WASHINGTON, Jan. 3 (Xinhua) -- American scientists reported that tiny tube-like protrusions called primary cilia on cells of the retinal pigment epithelium (RPE) -- a layer of cells in the back of the eye -- are essential for the survival of the retina's light-sensing photoreceptors.
The discovery, newly released on Cell Reports, advanced efforts to make stem cell-derived RPE for transplantation into patients with dry age-related macular degeneration (AMD), a common disease for the old people in both America and China.

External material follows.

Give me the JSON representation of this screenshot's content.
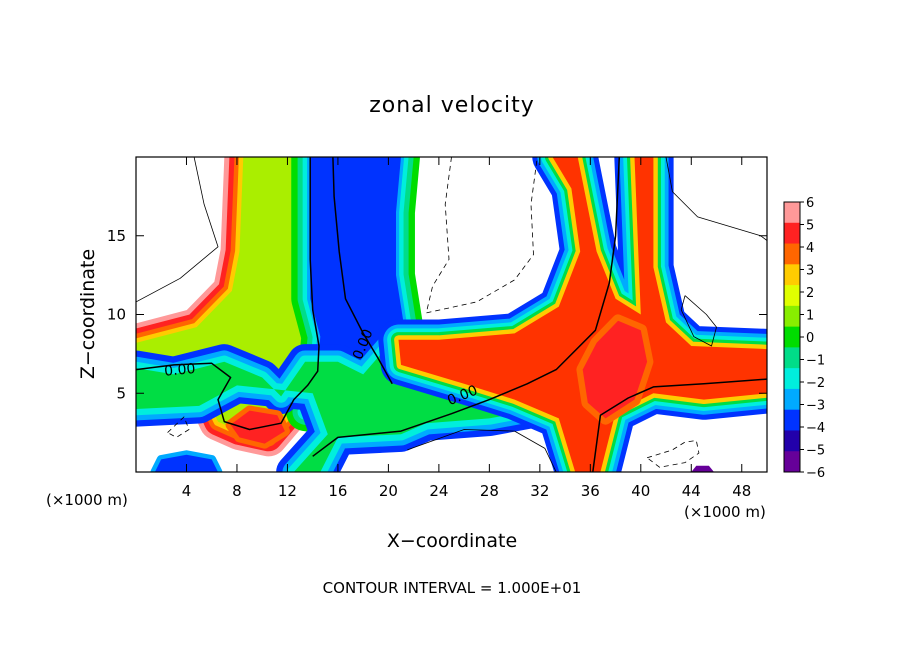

"We now have a better idea about how to generate and replace RPE cells, which appear to be among the first type of cells to stop working properly in AMD," said Kapil Bharti, the study's lead investigator at the National Eye Institute, part of the U.S. National Institutes of Health (NIH).
In a healthy eye, RPE cells nourish and support photoreceptors, the cells that convert light into electrical signals that travel to the brain via the optic nerve. In AMD, RPE cells die, which causes photoreceptors to degenerate, leading to vision loss.
Bharti and his colleagues are hoping to halt and reverse the progression of geographic atrophy by replacing diseased RPE with lab-made RPE. The approach involves using a patient's blood cells to generate induced-pluripotent stem cells that are capable of becoming any type of cell in the body.
But in an attempt to create functional implants, RPE cells always get developmentally stuck, Bharti said.
"The cells frequently fail to mature into functional RPE capable of supporting photoreceptors. In cases where they do mature, however, RPE maturation coincides with the emergence of primary cilia on the iPSC-RPE cells," Bharti said.
The researchers tested two drugs known to enhance cilia growth and they significantly improved RPE's structural and functional maturation and the cells performed a crucial function of mature RPE cells -- they engulfed the tips of photoreceptor outer segments, a pruning process that keeps photoreceptors working properly.
By contrast, stem cell-derived RPE cells exposed to an inhibitor of cilia growth, demonstrated severely disrupted structure and functionality.
The report suggests that primary cilia regulate the suppression of a cell signaling pathway involved in embryonic development. Suppression of the pathway called WNT instructs the cells to stop dividing and to begin differentiating into adult RPE, according to the researchers.
Bharti is leading the development of patient stem cell-derived RPE for an AMD clinical trial set to launch in 2018.